The owner of this 1666 almanac must have adopted the advice of the herbalist John Gerard, who wrote that apples vary "infinitely according to the soil and climate." The almanac is interleaved with notes about the orchard at Tixall Hall, Staffordshire. The orchard was laid out in four groups of ten trees of each variety: Holland pippin, Great Bury pear, Flanders cherry.
Potage & Bread: Daily Diets in England
Pottage and bread formed the core of the Tudor diet for all classes of society. Many printed menus include dishes of buttered loaves, while pottage recipes call for bread as a thickener and as an accompaniment. Bread flours milled from wheat, rye, or barley were baked into loaves whose weight and appearance were regulated by the Assise of Bread .

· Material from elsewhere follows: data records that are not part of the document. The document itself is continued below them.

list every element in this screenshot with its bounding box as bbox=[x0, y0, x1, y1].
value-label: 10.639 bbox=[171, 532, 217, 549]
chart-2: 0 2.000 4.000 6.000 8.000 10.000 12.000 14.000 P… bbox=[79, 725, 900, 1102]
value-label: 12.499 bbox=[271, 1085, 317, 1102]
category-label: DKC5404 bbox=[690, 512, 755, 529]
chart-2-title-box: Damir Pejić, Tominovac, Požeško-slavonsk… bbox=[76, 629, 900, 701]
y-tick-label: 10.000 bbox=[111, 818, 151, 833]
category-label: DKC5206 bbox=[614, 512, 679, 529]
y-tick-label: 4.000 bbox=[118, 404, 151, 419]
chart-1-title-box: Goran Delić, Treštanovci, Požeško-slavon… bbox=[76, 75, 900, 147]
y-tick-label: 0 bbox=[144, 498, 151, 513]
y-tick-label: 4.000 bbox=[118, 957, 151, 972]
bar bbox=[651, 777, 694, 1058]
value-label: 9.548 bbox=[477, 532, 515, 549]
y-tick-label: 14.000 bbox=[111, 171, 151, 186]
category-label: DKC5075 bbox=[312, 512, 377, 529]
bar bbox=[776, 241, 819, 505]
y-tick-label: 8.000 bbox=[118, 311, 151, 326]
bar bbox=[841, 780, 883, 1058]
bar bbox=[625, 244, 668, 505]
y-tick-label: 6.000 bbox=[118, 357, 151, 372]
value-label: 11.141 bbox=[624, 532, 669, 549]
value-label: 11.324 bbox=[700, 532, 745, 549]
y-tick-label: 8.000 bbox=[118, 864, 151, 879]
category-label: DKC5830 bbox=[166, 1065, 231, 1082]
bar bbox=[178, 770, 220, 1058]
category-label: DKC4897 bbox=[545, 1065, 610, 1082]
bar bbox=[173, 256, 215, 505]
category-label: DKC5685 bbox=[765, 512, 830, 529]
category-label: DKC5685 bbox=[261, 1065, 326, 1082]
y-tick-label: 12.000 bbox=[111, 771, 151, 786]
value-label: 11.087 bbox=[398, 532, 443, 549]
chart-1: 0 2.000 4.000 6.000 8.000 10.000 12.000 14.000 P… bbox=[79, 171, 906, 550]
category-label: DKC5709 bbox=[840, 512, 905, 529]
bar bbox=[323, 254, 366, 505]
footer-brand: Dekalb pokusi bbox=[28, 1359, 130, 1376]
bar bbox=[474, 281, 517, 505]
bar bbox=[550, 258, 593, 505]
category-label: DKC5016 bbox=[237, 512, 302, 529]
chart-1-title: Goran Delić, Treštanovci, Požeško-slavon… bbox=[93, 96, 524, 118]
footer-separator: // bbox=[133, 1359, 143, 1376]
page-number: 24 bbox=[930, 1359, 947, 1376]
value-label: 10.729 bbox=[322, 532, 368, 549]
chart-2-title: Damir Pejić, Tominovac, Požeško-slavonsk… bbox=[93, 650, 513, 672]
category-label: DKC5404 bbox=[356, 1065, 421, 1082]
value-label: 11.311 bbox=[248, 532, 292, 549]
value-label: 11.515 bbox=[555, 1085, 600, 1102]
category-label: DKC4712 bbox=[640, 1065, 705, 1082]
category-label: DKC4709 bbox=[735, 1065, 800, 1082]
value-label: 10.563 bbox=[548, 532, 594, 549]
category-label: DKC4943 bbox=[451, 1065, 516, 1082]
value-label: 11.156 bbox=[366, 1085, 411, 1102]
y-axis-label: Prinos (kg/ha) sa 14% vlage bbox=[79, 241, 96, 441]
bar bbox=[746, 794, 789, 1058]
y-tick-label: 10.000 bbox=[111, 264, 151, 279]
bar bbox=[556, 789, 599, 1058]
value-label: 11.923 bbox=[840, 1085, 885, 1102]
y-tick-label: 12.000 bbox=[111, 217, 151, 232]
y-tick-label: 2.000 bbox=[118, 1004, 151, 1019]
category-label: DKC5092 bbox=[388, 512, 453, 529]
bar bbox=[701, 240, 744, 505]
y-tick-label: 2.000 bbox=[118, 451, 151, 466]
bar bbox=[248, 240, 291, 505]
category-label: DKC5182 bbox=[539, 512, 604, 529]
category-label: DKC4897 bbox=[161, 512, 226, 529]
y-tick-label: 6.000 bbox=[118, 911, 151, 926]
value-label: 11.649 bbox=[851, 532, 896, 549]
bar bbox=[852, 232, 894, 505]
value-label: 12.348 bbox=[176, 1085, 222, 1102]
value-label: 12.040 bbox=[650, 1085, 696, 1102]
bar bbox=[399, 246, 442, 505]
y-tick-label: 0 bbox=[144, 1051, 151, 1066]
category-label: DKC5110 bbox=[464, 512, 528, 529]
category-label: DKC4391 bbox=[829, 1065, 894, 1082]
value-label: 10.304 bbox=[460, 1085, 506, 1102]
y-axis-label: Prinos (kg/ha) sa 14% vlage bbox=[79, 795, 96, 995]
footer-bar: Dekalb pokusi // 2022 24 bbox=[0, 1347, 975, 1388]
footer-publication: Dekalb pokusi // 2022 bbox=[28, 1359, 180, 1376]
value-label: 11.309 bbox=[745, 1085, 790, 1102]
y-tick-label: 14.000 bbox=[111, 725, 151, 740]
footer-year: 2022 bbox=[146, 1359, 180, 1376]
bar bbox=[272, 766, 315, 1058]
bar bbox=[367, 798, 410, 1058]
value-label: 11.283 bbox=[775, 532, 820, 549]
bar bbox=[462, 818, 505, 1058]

The type of bread consumed reflected the social position of the consumer. At the main midday meal, pottage might be flavored with bacon, thickened with jelly or eggs, and served with buttered loaves. Many pottage recipes used peas, spinach, and sorrel to give green color and nutritive value to the soup.
Many flours were known to Shakespeare's contemporaries. In lean times, flours of beans, peas, oats, and even acorns and lentils were used. The Assise specified the weights and types of bread that could be made: simnel (a bread first boiled then baked), white, wheaten, household (brown), and horsebread (from bean and bran flour and fed to horses). It also required each baker to mark his loaves with a seal. Spice breads and other special breads could be made only for funerals, on Good Friday, and at Christmas.